Kopfgrafik Betreuungsverfügung

Betreuungsverfügung

Wenn Sie nicht mehr entscheidungsfähig sind und keine Vorsorgevollmacht erteilt haben, wird das Betreuungsgericht eine gesetzliche Vertretung für Sie bestellen. In einer Betreuungsverfügung können Sie im Voraus festlegen, wer damit beauftragt werden soll - und wer dafür keinesfalls in Frage kommt. Das Gericht berücksichtigt Ihre Vorgaben und überwacht die  gewählte Betreuerin oder den Betreuer.

Das Gericht hört Sie im Rahmen des Betreuungsverfahrens auch zur Frage an, wen Sie gegebenenfalls als Betreuerin oder Betreuer wünschen. Falls Sie sich nicht mehr äußern können, hat das Gericht Wünsche, die Sie zuvor festgelegt haben, zu berücksichtigen. Dies geschieht zweckmäßig in einer schriftlichen vorsorgenden Verfügung für den Betreuungsfall, auch „Betreuungsverfügung“ genannt.

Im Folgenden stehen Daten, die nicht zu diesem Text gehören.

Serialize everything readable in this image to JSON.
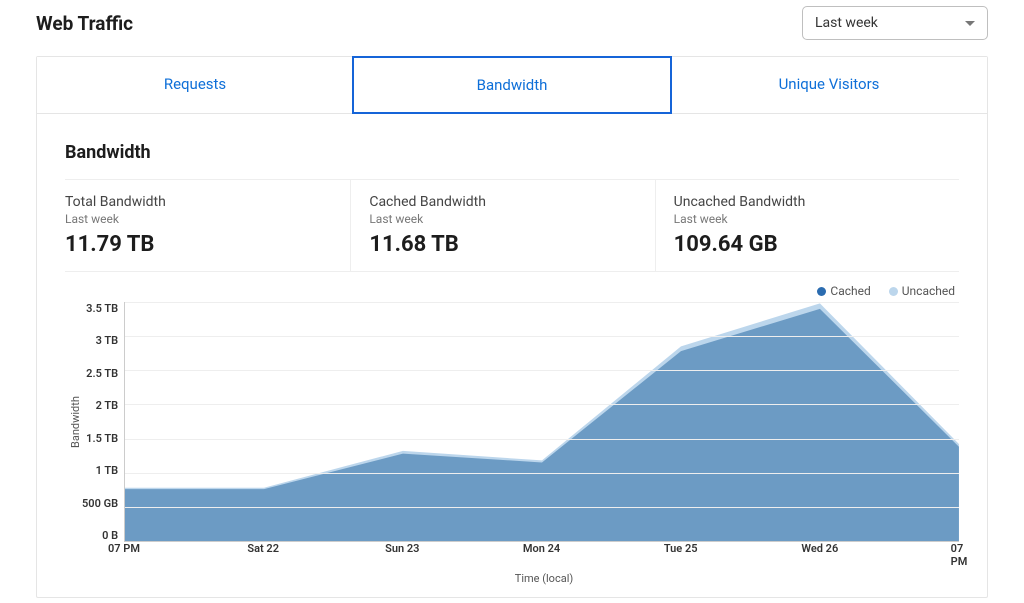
{
  "header": {
    "title": "Web Traffic",
    "timerange_selected": "Last week"
  },
  "tabs": [
    {
      "label": "Requests",
      "active": false
    },
    {
      "label": "Bandwidth",
      "active": true
    },
    {
      "label": "Unique Visitors",
      "active": false
    }
  ],
  "section_title": "Bandwidth",
  "stats": [
    {
      "label": "Total Bandwidth",
      "period": "Last week",
      "value": "11.79 TB"
    },
    {
      "label": "Cached Bandwidth",
      "period": "Last week",
      "value": "11.68 TB"
    },
    {
      "label": "Uncached Bandwidth",
      "period": "Last week",
      "value": "109.64 GB"
    }
  ],
  "chart": {
    "type": "area",
    "y_label": "Bandwidth",
    "x_label": "Time (local)",
    "ylim": [
      0,
      3.5
    ],
    "y_ticks": [
      "3.5 TB",
      "3 TB",
      "2.5 TB",
      "2 TB",
      "1.5 TB",
      "1 TB",
      "500 GB",
      "0 B"
    ],
    "x_ticks": [
      "07 PM",
      "Sat 22",
      "Sun 23",
      "Mon 24",
      "Tue 25",
      "Wed 26",
      "07 PM"
    ],
    "x_positions": [
      0,
      0.1667,
      0.3333,
      0.5,
      0.6667,
      0.8333,
      1.0
    ],
    "series": [
      {
        "name": "Uncached",
        "color": "#bcd6ec",
        "legend_color": "#bcd6ec",
        "values": [
          0.78,
          0.78,
          1.32,
          1.18,
          2.85,
          3.48,
          1.42
        ]
      },
      {
        "name": "Cached",
        "color": "#6c9bc4",
        "legend_color": "#2b6cb0",
        "values": [
          0.76,
          0.76,
          1.28,
          1.15,
          2.78,
          3.4,
          1.38
        ]
      }
    ],
    "grid_color": "#eeeeee",
    "axis_color": "#cccccc",
    "background_color": "#ffffff",
    "tick_fontsize": 11,
    "label_fontsize": 11
  }
}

Ihre Wünsche sind verbindlich

Sie können darin bestimmen, wer mit Ihrer Betreuung beauftragt werden soll. Sie können aber auch festlegen, wer keinesfalls für diese Aufgaben in Betracht kommt. In der Betreuungsverfügung kann beispielsweise zudem festgehalten werden, welche Wünsche und Gewohnheiten von der betreuenden Person  respektiert werden sollen, ob Sie im Pflegefall zu Hause oder in einem Pflegeheim versorgt werden wollen oder welches Alten- oder Pflegeheim Sie bevorzugen. Diese Wünsche sind für das Gericht und die betreuende Person grundsätzlich verbindlich, außer sie würden Ihrem Wohl zuwiderlaufen oder Sie haben einen Wunsch erkennbar aufgegeben oder die Erfüllung eines Wunsches kann der betreuenden Person nicht zugemutet werden.

Verfügung und Vollmacht

In einer  Betreuungsverfügung können Sie auch regeln, dass die von Ihnen bevollmächtigte Person für Ihre Betreuung ausgewählt werden soll, wenn trotz der Vollmacht eine Betreuerbestellung notwendig werden sollte.

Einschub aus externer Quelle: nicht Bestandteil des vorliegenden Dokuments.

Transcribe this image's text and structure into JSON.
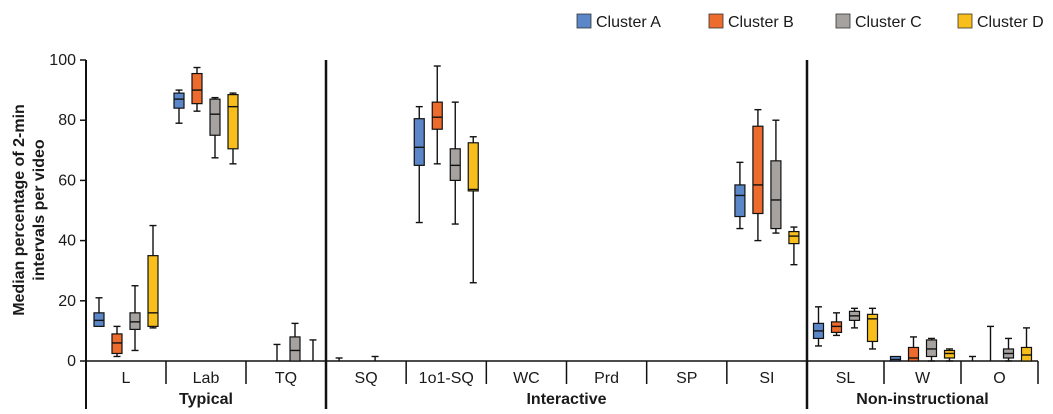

Aufschreiben, unterschreiben, registrieren

Eine Betreuungsverfügung ist nicht an eine bestimmte Form gebunden. Es empfiehlt sich aber, sie aufzuschreiben und zu unterschreiben, damit möglichst keine Zweifel an der Echtheit und Verbindlichkeit Ihrer Verfügung entstehen.

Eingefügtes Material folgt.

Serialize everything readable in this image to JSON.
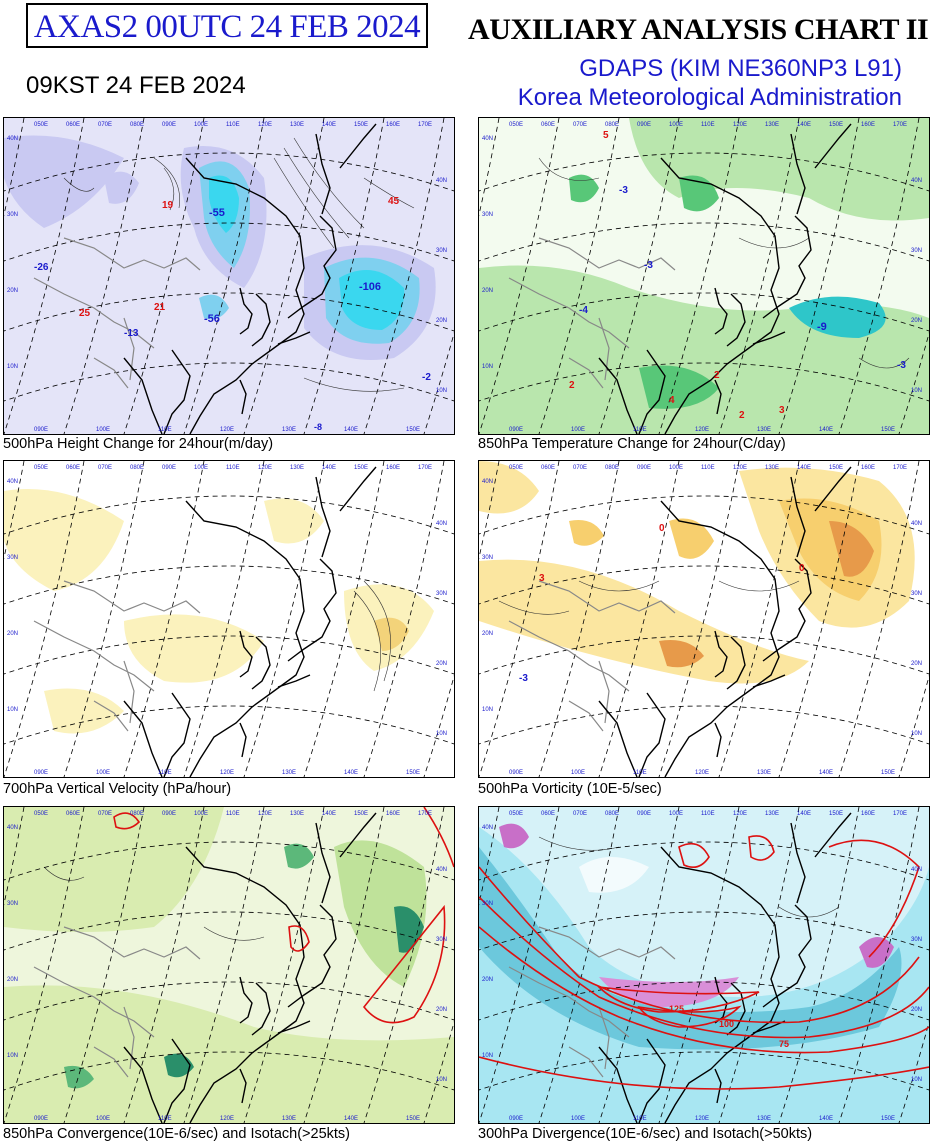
{
  "header": {
    "product_code": "AXAS2  00UTC 24 FEB 2024",
    "local_time": "09KST 24 FEB 2024",
    "title": "AUXILIARY ANALYSIS CHART II",
    "model": "GDAPS (KIM NE360NP3 L91)",
    "agency": "Korea Meteorological Administration"
  },
  "colors": {
    "header_blue": "#1a1acc",
    "height_fill": "#c9c9f2",
    "height_core": "#3ad7ef",
    "temperature_fill": "#b9e6ad",
    "velocity_fill": "#fbf2bd",
    "vorticity_fill": "#f7cf6e",
    "convergence_fill": "#d9ecb0",
    "divergence_fill": "#a8e6f2",
    "isotach": "#dd1111"
  },
  "panels": [
    {
      "caption": "500hPa Height Change for 24hour(m/day)",
      "labels": [
        "-106",
        "-55",
        "-56",
        "-26",
        "-13",
        "19",
        "25",
        "21",
        "45",
        "-2",
        "-8"
      ]
    },
    {
      "caption": "850hPa Temperature Change for 24hour(C/day)",
      "labels": [
        "-9",
        "-3",
        "-4",
        "-3",
        "5",
        "4",
        "2",
        "2",
        "3",
        "2",
        "-3"
      ]
    },
    {
      "caption": "700hPa Vertical Velocity (hPa/hour)",
      "labels": []
    },
    {
      "caption": "500hPa Vorticity (10E-5/sec)",
      "labels": [
        "0",
        "3",
        "0",
        "-3"
      ]
    },
    {
      "caption": "850hPa Convergence(10E-6/sec) and Isotach(>25kts)",
      "labels": []
    },
    {
      "caption": "300hPa Divergence(10E-6/sec) and Isotach(>50kts)",
      "labels": [
        "125",
        "100",
        "75"
      ]
    }
  ],
  "map_grid": {
    "lon_top": [
      "050E",
      "060E",
      "070E",
      "080E",
      "090E",
      "100E",
      "110E",
      "120E",
      "130E",
      "140E",
      "150E",
      "160E",
      "170E"
    ],
    "lon_bottom": [
      "090E",
      "100E",
      "110E",
      "120E",
      "130E",
      "140E",
      "150E"
    ],
    "lat_right": [
      "40N",
      "30N",
      "20N",
      "10N"
    ],
    "lat_left": [
      "40N",
      "30N",
      "20N",
      "10N"
    ]
  }
}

Die Betreuungsverfügung richtet sich an das Betreuungsgericht Ihres Wohnortes. Hinsichtlich der Form und der Aufbewahrung gilt das über die Vorsorgevollmacht Gesagte entsprechend. Es ist sehr zu empfehlen, auch die Betreuungsverfügung im Zentralen Vorsorgeregister bei der Bundesnotarkammer registrieren zu lassen. Auf diese Weise wird sichergestellt, dass das Gericht die Verfügung tatsächlich kennt und Ihrem Willen Geltung verschaffen kann.